Gérer les humains en 2002…Est-ce que les humains se portent plus mal en 2002 ? Qu'est-ce que ça prend pour gérer des humains ? De la générosité. Pas dans le sens financier du terme ! Bien sûr, il y a des règles de rémunération, d'équité et toutes les normes s'y rapportant. Non, il ne s'agit pas de cela. Qu'est-ce qui fait la différence en période de crise dans une organisation ? C'est la générosité du cœur. Un mélange d'implication, de sensibilité, d'empathie, de passion, de simplicité, le tout bien enrobé d'intégrité et d'un merveilleux sens du timing. Il y a des moments où le président doit être là, sur le plancher. Il y a des paroles qui doivent être empreintes de sincérité, sinon le silence s'impose. Le vrai transcende le paraître. Un comité de direction qui agit en « touriste » récolte méfiance et fermeture. Un comité de direction, qui croit que l'organisme a besoin que tous les rôles soient joués pour atteindre le succès, mobilise et encourage. Bien sûr, en maintenant un cadre de règles et de procédures, c'est indispensable de baliser. Si ça semble naïf et évident, tant mieux !
Les humains sont-ils plus difficiles à gérer qu'auparavant ? L'équilibre est précaire. La tolérance semble affaiblie, les valves de sécurité sont souvent absentes, des lumières rouges s'allument de diverses façons. Ainsi, dans une entreprise, deux vice-présidents vivent un conflit majeur et le président a besoin de ces deux joueurs; donc, il laisse faire. Le temps sera-t-il un allié ? Non. Est-ce que ce conflit a une influence ? Oui. Dans une autre entreprise, un président a besoin de mobiliser son équipe de direction, car l'actionnaire exige un virage.

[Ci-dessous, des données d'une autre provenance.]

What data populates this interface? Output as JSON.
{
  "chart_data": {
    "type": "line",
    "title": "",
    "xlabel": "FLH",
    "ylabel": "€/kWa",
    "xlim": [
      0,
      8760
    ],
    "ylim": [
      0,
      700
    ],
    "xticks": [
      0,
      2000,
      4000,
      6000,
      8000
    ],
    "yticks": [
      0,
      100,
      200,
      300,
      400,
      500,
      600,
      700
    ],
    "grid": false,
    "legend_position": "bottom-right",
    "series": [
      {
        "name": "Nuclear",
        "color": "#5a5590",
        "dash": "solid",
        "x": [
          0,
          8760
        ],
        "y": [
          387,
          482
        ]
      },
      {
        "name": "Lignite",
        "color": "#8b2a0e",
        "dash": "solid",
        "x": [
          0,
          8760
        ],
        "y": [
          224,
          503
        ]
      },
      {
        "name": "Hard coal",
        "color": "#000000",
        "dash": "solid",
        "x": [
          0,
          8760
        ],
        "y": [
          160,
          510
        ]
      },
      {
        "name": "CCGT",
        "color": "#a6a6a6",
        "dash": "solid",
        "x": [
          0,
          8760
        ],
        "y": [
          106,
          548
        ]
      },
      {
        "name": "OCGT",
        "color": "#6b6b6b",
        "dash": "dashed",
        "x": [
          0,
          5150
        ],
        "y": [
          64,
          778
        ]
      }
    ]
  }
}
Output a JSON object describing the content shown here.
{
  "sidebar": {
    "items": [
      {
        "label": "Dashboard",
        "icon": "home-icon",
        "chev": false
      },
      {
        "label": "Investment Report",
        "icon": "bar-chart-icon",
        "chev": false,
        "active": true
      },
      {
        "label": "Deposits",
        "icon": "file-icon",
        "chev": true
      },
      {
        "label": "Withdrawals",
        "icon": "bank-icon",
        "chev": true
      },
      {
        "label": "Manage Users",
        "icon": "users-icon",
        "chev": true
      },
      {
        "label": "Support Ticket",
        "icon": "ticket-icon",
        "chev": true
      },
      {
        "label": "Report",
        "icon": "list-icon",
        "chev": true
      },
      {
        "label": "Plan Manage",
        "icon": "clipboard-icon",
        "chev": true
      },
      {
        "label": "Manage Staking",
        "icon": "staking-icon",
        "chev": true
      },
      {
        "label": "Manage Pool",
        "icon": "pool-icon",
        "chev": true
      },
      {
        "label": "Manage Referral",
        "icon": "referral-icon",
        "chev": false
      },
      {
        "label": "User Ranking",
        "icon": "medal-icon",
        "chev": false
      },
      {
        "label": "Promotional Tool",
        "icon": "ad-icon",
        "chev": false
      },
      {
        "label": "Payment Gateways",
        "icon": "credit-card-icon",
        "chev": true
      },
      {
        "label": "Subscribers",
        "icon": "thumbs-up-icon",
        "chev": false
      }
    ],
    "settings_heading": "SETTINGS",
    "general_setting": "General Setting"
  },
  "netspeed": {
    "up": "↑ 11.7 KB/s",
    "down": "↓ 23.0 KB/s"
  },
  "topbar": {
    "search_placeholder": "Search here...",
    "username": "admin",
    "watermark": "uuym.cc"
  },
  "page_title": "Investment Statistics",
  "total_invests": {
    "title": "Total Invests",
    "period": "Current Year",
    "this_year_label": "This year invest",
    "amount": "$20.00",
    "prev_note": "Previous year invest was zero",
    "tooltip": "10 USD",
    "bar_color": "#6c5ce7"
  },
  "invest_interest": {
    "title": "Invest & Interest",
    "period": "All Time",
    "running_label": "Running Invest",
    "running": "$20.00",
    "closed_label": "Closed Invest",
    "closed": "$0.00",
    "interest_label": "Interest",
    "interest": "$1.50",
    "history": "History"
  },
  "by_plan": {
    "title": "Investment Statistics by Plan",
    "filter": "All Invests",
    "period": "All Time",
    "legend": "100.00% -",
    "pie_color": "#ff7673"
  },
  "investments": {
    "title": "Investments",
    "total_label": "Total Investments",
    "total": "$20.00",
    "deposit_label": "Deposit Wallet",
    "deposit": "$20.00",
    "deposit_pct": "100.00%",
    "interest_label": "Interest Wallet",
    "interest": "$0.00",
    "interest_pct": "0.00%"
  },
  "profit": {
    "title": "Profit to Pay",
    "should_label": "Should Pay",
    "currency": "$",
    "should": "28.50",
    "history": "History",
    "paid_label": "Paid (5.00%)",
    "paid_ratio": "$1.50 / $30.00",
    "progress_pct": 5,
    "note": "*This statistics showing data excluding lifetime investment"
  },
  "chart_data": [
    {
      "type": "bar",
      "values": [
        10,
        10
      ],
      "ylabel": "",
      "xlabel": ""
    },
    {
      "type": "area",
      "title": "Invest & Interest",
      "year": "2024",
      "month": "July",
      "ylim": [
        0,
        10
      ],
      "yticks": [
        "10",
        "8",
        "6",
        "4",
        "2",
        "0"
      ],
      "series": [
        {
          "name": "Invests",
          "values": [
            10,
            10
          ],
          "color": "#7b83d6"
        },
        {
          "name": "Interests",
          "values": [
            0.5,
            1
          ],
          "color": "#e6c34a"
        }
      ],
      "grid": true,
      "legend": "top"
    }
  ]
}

Cette équipe ne partage aucun objectif commun et le président ne sait plus comment rallier les attentes en des consensus mobilisateurs. Ces deux présidents sont de grands leaders et atteignent leurs objectifs financiers à court terme. Cependant, d'autres habiletés sont requises pour gérer aisément un conflit entre deux cadres supérieurs ou pour mobiliser une équipe qui n'en est pas une. Les humains ne sont pas plus difficiles à gérer, mais gérer fait appel à de nombreuses facettes de l'être humain. Les attentes se sont transformées en exigences souvent irréalistes. Les contextes se sont complexifiés au point d'être déshumanisés. Où sont les zones de confort ?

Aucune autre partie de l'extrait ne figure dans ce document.